- unesco.org /
- Mission
Mission
Within the overall framework of Education for All and the United Nations Literacy Decade (UNLD), UNESCO’s role is to coordinate, stimulate, catalyze and technically support actions at the international, regional and national level.
The Organization’s functions include advocacy, standard-setting and benchmarking, acting as a clearing house and dissemination of effective practices, policy and programme advice and support, capacity-building, research, literacy assessment, monitoring and evaluation, and partnership building.
A renewed vision of literacy
UNESCO does not advocate a single "model" of literacy. The understanding of who is literate and who is illiterate has evolved considerably over the years, giving rise to new implications for both policies and programmes. The uses of literacy are changing rapidly in contemporary societies in response to broad social, economic and technological changes.

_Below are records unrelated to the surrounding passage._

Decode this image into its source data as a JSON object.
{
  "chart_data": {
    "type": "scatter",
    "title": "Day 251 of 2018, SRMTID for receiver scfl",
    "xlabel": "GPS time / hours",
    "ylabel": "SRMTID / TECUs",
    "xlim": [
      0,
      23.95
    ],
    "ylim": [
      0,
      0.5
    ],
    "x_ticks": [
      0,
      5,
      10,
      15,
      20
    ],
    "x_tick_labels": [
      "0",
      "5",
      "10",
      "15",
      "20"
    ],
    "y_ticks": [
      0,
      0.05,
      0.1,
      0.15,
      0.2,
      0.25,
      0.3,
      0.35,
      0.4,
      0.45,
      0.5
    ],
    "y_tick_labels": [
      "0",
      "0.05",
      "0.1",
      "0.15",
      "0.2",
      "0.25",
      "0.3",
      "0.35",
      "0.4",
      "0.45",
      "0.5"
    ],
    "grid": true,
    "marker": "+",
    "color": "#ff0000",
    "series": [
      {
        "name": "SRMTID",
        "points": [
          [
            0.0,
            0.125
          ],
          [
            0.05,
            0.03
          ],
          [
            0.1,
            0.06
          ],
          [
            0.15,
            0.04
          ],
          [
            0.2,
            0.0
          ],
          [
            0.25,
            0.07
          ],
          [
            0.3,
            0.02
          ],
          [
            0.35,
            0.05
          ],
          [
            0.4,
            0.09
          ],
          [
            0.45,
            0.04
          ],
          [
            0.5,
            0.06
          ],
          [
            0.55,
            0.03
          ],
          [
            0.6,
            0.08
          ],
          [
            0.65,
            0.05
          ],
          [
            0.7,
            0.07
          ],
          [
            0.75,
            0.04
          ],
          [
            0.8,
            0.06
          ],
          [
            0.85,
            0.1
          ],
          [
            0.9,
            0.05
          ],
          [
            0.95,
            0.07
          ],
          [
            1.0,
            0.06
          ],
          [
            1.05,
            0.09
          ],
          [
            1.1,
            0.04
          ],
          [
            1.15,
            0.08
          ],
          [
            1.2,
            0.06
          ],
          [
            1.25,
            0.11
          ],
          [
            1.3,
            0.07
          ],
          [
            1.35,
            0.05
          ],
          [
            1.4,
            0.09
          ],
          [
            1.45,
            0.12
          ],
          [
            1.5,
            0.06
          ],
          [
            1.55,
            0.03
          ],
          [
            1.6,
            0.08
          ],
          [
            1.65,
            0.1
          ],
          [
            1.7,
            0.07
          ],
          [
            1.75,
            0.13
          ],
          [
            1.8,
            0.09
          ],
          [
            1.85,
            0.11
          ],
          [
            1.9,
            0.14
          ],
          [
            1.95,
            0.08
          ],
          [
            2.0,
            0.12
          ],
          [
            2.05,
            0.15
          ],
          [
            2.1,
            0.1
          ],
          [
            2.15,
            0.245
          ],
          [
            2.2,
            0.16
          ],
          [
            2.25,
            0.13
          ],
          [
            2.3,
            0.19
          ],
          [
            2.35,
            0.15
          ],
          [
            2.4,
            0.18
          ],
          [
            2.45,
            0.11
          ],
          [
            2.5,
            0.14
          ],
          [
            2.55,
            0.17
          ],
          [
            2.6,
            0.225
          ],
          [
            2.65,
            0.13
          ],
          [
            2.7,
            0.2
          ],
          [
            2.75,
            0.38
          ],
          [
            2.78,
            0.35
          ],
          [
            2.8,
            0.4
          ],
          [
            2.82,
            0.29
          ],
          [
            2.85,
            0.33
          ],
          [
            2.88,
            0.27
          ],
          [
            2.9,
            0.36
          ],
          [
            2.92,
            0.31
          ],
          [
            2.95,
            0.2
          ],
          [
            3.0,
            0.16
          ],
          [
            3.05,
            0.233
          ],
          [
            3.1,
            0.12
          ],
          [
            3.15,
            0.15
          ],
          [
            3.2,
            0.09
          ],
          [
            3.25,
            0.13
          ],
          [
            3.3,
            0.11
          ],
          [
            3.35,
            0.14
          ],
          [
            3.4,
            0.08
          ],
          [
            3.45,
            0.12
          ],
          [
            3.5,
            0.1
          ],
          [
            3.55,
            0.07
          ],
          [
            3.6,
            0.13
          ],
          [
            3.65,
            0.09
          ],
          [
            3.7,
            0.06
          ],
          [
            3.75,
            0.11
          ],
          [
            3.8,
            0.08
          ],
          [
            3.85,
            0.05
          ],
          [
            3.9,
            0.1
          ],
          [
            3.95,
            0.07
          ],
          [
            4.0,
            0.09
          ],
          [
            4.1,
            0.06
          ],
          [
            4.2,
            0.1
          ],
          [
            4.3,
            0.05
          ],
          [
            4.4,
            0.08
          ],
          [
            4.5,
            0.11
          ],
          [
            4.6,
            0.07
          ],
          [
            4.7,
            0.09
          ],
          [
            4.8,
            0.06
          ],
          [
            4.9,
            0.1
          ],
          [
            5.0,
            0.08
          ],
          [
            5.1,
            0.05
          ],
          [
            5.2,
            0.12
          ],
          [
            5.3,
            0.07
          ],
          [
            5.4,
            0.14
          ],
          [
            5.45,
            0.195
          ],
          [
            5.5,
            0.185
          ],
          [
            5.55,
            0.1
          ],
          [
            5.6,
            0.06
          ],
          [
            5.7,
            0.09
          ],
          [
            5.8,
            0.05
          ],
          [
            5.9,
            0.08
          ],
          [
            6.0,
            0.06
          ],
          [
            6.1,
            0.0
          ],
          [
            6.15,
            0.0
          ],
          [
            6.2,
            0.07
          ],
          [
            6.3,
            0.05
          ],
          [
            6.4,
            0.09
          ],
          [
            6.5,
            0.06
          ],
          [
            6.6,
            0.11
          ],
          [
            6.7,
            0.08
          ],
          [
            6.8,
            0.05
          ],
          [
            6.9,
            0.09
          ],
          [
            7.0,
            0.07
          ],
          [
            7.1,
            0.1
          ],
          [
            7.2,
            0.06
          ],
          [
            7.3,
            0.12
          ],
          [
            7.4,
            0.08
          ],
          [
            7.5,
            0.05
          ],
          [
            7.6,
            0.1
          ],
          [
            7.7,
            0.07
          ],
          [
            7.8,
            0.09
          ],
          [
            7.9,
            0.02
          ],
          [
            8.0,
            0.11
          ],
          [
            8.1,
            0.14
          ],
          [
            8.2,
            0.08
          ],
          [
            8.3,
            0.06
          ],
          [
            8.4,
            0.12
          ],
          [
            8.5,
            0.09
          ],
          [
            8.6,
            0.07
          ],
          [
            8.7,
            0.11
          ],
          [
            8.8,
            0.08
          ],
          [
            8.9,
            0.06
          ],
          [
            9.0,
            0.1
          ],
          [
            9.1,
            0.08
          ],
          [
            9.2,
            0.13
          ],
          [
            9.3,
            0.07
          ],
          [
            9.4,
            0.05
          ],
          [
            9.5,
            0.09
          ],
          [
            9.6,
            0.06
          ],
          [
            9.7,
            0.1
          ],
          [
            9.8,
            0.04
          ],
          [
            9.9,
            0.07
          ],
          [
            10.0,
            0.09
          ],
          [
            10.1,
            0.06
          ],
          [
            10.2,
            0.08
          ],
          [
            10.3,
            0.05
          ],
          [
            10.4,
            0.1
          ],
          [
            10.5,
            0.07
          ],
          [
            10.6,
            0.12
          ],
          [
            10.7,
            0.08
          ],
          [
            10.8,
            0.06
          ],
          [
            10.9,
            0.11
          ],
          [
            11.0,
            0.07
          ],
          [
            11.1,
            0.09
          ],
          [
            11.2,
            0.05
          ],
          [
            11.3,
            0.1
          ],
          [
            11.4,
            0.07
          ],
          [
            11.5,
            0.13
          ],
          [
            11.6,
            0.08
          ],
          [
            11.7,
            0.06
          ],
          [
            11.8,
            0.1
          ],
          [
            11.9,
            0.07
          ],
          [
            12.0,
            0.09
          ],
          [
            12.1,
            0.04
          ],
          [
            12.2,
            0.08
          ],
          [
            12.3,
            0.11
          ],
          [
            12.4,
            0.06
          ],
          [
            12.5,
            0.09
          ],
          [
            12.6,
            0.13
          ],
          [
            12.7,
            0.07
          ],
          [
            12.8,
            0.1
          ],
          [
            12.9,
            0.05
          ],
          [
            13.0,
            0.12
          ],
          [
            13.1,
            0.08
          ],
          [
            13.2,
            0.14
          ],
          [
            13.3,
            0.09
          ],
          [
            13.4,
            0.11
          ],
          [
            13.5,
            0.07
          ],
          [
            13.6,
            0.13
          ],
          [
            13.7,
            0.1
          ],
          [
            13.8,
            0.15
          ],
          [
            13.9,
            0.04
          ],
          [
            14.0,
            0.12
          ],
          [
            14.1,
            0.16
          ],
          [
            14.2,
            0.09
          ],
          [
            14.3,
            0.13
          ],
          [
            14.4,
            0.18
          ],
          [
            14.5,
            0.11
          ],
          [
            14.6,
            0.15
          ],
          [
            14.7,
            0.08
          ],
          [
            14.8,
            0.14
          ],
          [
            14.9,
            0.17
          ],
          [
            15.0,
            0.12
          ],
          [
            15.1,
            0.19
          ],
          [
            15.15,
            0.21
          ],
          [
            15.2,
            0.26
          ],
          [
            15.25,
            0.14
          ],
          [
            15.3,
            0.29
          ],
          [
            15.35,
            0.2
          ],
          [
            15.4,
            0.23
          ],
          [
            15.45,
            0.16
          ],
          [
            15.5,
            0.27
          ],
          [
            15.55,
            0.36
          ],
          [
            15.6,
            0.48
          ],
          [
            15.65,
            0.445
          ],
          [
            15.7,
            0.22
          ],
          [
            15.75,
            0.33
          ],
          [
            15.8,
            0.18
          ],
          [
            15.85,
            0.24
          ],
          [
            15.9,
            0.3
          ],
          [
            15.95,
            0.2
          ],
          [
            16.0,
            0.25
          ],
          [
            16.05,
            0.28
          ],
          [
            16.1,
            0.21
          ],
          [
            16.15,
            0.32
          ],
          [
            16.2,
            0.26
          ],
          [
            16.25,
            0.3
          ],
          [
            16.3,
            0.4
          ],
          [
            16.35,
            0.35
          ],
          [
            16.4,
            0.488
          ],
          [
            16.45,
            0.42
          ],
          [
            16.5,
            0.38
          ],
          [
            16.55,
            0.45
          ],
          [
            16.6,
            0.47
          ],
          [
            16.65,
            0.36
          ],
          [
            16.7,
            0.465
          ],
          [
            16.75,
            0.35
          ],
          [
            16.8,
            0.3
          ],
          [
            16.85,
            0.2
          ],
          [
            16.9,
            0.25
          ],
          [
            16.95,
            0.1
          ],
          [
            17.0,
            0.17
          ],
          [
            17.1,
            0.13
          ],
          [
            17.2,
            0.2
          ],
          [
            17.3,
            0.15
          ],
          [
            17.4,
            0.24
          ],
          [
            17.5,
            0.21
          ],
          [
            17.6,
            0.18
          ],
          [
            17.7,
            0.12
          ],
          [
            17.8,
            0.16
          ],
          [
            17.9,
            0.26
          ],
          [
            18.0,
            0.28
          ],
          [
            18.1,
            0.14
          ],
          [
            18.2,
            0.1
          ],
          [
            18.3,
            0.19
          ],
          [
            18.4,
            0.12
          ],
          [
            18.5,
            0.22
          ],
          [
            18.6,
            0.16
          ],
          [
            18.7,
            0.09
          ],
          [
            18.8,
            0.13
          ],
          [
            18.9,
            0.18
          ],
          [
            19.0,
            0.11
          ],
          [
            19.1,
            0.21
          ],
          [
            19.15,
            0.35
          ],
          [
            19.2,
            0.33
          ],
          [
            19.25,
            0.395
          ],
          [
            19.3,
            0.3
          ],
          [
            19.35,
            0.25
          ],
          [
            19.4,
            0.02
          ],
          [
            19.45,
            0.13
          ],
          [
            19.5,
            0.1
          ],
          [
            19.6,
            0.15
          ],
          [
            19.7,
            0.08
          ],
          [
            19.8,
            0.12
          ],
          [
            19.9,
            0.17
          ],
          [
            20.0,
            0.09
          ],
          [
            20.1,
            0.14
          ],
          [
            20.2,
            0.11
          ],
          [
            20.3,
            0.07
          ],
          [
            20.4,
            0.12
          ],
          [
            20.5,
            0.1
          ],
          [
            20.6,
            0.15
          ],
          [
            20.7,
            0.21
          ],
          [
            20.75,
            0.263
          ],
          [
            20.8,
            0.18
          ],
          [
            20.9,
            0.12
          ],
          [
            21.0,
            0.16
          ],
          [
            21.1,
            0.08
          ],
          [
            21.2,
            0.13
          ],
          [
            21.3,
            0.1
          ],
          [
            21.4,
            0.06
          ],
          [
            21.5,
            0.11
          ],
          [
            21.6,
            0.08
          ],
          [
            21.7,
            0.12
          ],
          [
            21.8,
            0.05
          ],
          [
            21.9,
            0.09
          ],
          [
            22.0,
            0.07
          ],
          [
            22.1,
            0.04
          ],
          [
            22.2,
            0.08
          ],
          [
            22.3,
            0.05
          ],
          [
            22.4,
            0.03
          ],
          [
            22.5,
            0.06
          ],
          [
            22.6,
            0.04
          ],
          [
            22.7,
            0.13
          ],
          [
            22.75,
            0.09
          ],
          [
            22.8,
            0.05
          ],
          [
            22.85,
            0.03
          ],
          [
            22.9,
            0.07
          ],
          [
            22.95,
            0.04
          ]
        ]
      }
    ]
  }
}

UNESCO’s concept of literacy has moved beyond the simple notion of a set of technical skills for reading, writing and calculating to one that encompasses multiple dimensions of these competencies. In acknowledging recent economic, political and social transformations- including globalization and the advancement of information and communication technologies (ICTs) - UNESCO recognizes that there are many practices of literacy embedded in different cultural processes, personal circumstances and collective structures.
Literacy is central to all levels of learning, through all delivery modes. Literacy is an issue that concerns everybody.
Main Actors
UNESCO’s activities are implemented by various sections in UNESCO’s Headquarters in Paris, the UNESCO Institute for Lifelong Learning (UIL), the UNESCO Institute for Statistics (UIS) and a wide network of UNESCO Regional Bureaux and Cluster and Field Office.
UNESCO also works with a wide range of partners, including relevant agencies of the UN family, universities and research institutions, and civil society.